Being a French Quarter tour guide, I walk for a living, and I’m kind of proud of that.

“Oh, yes, Modine, probably by several thousand steps,” Gloriosa says. And then she smirks.

Now, I love my sister-in-law, but she’s very competitive, and that smirk of hers drives me right up the wall.

“No,” I say again. “You. Don’t.” We are all sitting around eating crawfish in Ms. Larda’s backyard, and all of a sudden everybody gets quiet.

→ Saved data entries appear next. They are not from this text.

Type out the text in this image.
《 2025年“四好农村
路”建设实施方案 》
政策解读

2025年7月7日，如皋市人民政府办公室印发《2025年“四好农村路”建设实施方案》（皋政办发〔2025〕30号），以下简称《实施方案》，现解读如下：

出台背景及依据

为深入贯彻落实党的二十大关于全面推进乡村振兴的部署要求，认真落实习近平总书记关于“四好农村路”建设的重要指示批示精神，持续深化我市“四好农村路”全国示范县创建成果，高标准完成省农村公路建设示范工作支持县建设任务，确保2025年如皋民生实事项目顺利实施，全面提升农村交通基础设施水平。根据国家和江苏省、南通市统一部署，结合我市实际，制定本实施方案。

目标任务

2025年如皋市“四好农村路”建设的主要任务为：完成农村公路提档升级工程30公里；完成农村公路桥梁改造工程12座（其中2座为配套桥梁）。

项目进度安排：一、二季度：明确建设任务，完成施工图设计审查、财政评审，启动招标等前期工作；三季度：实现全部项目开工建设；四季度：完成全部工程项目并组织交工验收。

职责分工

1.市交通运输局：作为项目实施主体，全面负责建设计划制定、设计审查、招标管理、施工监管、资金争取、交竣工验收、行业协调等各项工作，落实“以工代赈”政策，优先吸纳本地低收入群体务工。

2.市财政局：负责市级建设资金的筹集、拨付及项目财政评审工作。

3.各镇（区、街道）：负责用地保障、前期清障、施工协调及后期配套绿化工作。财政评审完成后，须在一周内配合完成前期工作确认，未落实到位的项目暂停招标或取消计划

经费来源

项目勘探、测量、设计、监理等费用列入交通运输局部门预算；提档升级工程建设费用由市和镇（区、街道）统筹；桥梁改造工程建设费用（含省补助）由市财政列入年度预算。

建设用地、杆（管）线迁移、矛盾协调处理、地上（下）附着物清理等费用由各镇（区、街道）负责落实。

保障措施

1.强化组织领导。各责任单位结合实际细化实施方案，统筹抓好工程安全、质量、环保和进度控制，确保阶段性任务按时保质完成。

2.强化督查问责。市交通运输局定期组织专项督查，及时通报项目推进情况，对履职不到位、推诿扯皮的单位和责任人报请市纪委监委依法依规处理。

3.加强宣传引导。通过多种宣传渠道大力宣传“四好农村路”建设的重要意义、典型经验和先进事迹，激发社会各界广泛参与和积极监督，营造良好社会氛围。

“Let’s prove it,” she says. And before I can say I ain’t got no Fitbit, my gentleman friend Lust announces I can use the one I gave him for Christmas that he ain’t got around to opening yet. 
So, we’re on.

Next morning, I buckle Lust’s Fitbit on my wrist. It is a big, black, manly version, not like Gloriosa’s dainty pink one. I program it to “challenge.” And not that it makes any difference, but I realize I can’t lie, because the Fitbit automatically rats you out to your exercise “friend.”

That day I stomp all over the Quarter and through St. Louis No. 1 Cemetery, and up the stairs to the levee, twice. Fitbit records 8,231 steps and one staircase; Gloriosa somehow racks up 15,763 steps and three staircases.

The next day is no better. I get obsessed. When I charge it at night, I place it next to my bed and put it on when I get up to potty. Every step counts.

Then, come to find out, this Fitbit only gives me credit for steps if I also swing my arm. But when I lead a tour, I don’t swing my arm, I wave it around and point out the sights – not just the historical ones either, if you know what I mean.

Then I get the brilliant idea to strap it on my ankle. Next day I’m walking along, jabbering to my tour about the House of Voodoo, not looking where I’m going, and I step into a deep puddle. The Fitbit is on the other ankle, but I got to hop to the curb with one foot up like I’m playing hopscotch. Some old lady sees this, thinks I’m wearing an ankle monitor and complains to City Hall about the criminal element leading tours here.

So I put it back on my wrist. The next day, Gloriosa is 5,000 steps ahead of me and she posts me a message “Nyah, nyah, nyah.”

Pride goeth before a fall. That is in the Bible.

It so happens my daughter Gladiola is a counselor at the day camp where Gloriosa’s kids go. She notices Gloriosa’s little boy, Proteus, is running a lot of races. And he’s wearing a dainty pink wristband. So she asks him about it. Yep, he’s getting paid.

 I stew about it all night. Next morning, still mad, I drive across the Causeway bridge for lunch with my friend Awlette on the Northshore. When I get back, I stop at a gas station and glance at this Fitbit  I have taken maybe 200 steps all day – and it has me down for 3,231 steps and 13 staircases.

I call Awlette, and she says it’s a known fact. If the shocks in your car ain’t too good, Fitbit registers a step every time you bump across one of the expansion joints on the Causeway bridge. She don’t know why it gives me credit for stairs, except maybe because New Orleans is below sea level and the Northshore ain’t.

I turn right around and drive back to the Northshore, and drive back again. And again. I don’t stop until I am up to 20,000 steps, 26 staircases and am out of gas.
I send Gloriosa a message: “Nyah, nyah, double nyah.”